The extreme degree of shared syntax and shared semantics with Scala was really surprising to me.


Operator overloading in Rust is less flexible than in C++, so there are fewer possibilities to mess it up.

Overloading is done indirectly via specific named traits which enforce method signatures, invariants, immutability rules. Assignments and moves can't be overloaded. Borrow checker limits what indexing and dereferencing overloads can do (hardly anything beyond pointer arithmetic on immutable data). Comparison operators can't be overloaded separately and can't return arbitrary values (like C++ spaceship operator). Generic code has to explicitly list what overloads it accepts (like C++ concepts), so even if you create a bizarre overload, it won't be used in generic code.

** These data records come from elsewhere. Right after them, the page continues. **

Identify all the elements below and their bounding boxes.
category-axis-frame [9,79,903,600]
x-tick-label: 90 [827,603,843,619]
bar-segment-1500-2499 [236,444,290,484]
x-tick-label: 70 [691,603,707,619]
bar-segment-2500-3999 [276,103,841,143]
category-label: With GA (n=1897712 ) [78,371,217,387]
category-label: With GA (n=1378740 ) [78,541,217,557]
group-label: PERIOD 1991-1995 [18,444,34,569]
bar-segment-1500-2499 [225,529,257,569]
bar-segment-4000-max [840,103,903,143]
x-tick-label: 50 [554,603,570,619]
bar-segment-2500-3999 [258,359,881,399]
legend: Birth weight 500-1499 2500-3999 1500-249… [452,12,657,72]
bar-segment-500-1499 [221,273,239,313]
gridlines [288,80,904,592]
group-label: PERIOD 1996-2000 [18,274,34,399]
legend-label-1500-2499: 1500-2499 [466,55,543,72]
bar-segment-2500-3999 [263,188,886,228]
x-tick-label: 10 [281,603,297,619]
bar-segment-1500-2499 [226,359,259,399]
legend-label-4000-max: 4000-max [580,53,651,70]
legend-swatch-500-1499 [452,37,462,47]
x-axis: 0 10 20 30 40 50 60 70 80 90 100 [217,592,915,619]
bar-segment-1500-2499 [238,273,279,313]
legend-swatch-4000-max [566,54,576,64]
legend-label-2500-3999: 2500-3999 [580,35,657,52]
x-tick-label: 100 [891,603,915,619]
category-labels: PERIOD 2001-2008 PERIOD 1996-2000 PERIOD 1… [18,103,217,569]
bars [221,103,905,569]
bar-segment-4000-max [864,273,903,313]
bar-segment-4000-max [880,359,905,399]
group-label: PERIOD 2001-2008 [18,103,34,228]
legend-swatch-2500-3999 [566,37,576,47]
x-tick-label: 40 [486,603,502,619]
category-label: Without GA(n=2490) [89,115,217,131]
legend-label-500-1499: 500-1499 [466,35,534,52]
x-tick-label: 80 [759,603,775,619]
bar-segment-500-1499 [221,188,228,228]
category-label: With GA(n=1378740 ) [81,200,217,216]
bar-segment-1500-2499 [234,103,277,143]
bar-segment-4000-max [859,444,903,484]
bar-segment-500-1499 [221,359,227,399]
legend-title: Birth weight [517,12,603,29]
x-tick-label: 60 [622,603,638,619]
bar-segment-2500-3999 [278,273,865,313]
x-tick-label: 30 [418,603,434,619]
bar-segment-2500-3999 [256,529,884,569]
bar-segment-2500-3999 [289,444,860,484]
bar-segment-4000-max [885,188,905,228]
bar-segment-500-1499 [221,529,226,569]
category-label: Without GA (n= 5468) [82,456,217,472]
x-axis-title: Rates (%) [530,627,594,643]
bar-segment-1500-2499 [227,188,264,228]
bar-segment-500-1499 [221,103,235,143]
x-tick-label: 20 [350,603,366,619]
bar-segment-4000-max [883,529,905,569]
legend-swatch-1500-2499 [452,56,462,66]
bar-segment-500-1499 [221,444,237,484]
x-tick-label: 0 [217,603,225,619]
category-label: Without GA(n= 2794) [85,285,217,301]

Generics and compile time computation. I think Rust should achieve feature parity with c++ templates and constexpr.

Rust has traits (similar to interfaces). And limiting to single inheritance like Java/C#/etc. makes things quite manageable.

Rust traits are similar to features in many different languages: Swift protocols, Haskell type classes, Scala traits (when used as implicit evidence), even Go interfaces (in an approximate order from most to least similar). It's not the OOP way of doing things, but it's not senseless nor is it uniquely different.